Mengapa demikian? Agama Islam merupakan agama mayoritas di Indonesia dengan jumlah umat Muslim mencapai 244.712.757 orang dari total populasi 281.279.031 jiwa, atau sekitar 87 persen persen dari seluruh penduduk. Artinya bahwa Muslim di Tanah Air mempunyai peran besar untuk membina perdamaian serta kesejahteraan bangsa dan negara.
Hal tersebut telah tertuang dalam UUD 1945 Pasal 28E ayat (1) menegaskan bahwa setiap orang berhak untuk memeluk agama dan beribadat menurut agamanya, sementara Pasal 29 ayat (2) memastikan bahwa negara menjamin kemerdekaan tiap-tiap penduduk untuk memeluk agama dan beribadat menurut agamanya dan kepercayaannya. Alquran juga menegaskan peran sentral seorang muslim dalam dinamika peradaban.
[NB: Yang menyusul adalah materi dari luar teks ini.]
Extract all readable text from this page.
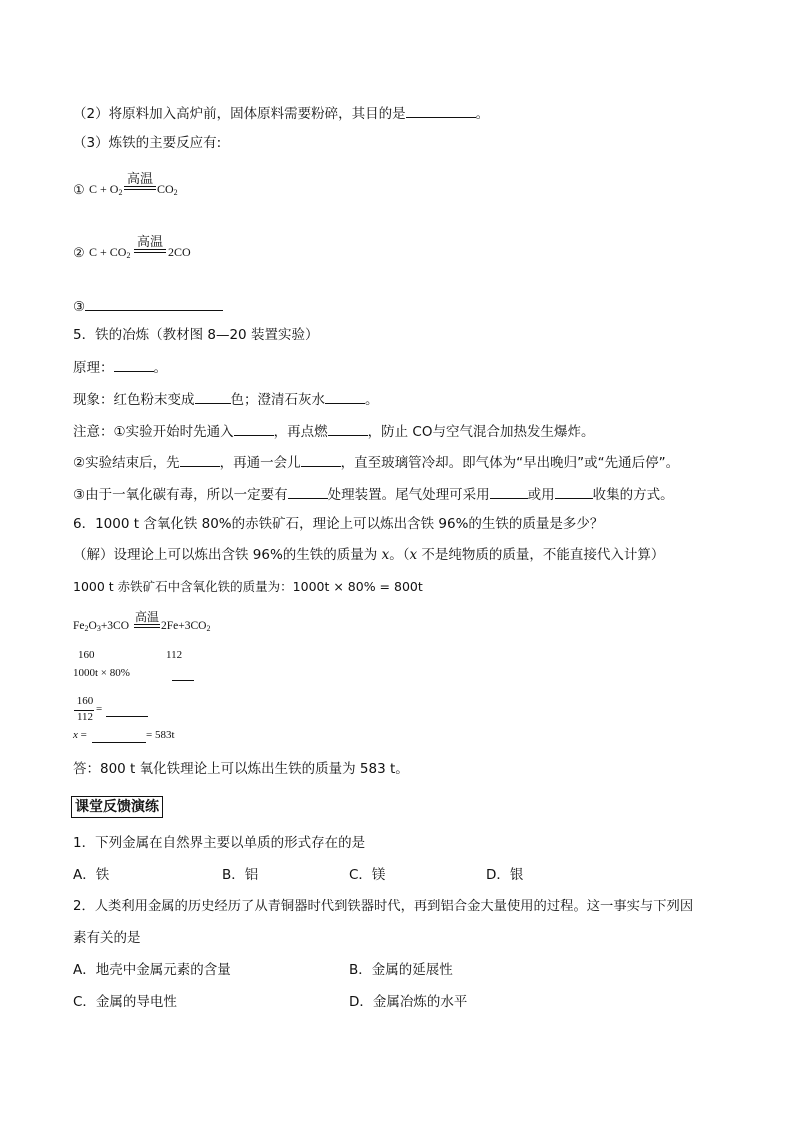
（2）将原料加入高炉前，固体原料需要粉碎，其目的是	。
（3）炼铁的主要反应有:
① $C + O_2$
高温
$CO_2$
② $C + CO_2$
高温
2CO
③
5．铁的冶炼（教材图 8—20 装置实验）
原理：	。
现象：红色粉末变成	色；澄清石灰水	。
注意：①实验开始时先通入	，再点燃	，防止 CO与空气混合加热发生爆炸。
②实验结束后，先	，再通一会儿	，直至玻璃管冷却。即气体为“早出晚归”或“先通后停”。
③由于一氧化碳有毒，所以一定要有	处理装置。尾气处理可采用	或用	收集的方式。
6．1000 t 含氧化铁 80%的赤铁矿石，理论上可以炼出含铁 96%的生铁的质量是多少？
（解）设理论上可以炼出含铁 96%的生铁的质量为 x。（x 不是纯物质的质量，不能直接代入计算）
1000 t 赤铁矿石中含氧化铁的质量为：1000t × 80% = 800t
$Fe_2O_3+3CO$
高温
$2Fe+3CO_2$
160	112
1000t × 80%
160
112
=
x =	= 583t
答：800 t 氧化铁理论上可以炼出生铁的质量为 583 t。
课堂反馈演练
1．下列金属在自然界主要以单质的形式存在的是
A．铁	B．铝	C．镁	D．银
2．人类利用金属的历史经历了从青铜器时代到铁器时代，再到铝合金大量使用的过程。这一事实与下列因
素有关的是
A．地壳中金属元素的含量	B．金属的延展性
C．金属的导电性	D．金属冶炼的水平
Seharusnya, konsep persaudaraan berbasis agama juga perlu dikedepankan oleh pemerintah. Indonesia adalah negara agamis dengan dasar hukum negara Sila pertama yang berbunyi” Ketuhanan Yang Maha Esa”. Kesesuaian falsafah ideologi negara dengan public problem solving pada demo aliansi rakyat organik ini perlu dicoba ulang.
Indonesia pernah merdeka dengan asas agama. Indonesia pernah melewati krisis dan demo akbar tahun 1998 dengan prinsip solidaritas. Indonesia pernah melewati masa kekerasan isu ras dan suku dengan mengedepankan kebhinnekaan. Sekarang seharusnya, Indonesia tetap bisa berpikir adem ayem dan rukun melalui konteks persaudaraan.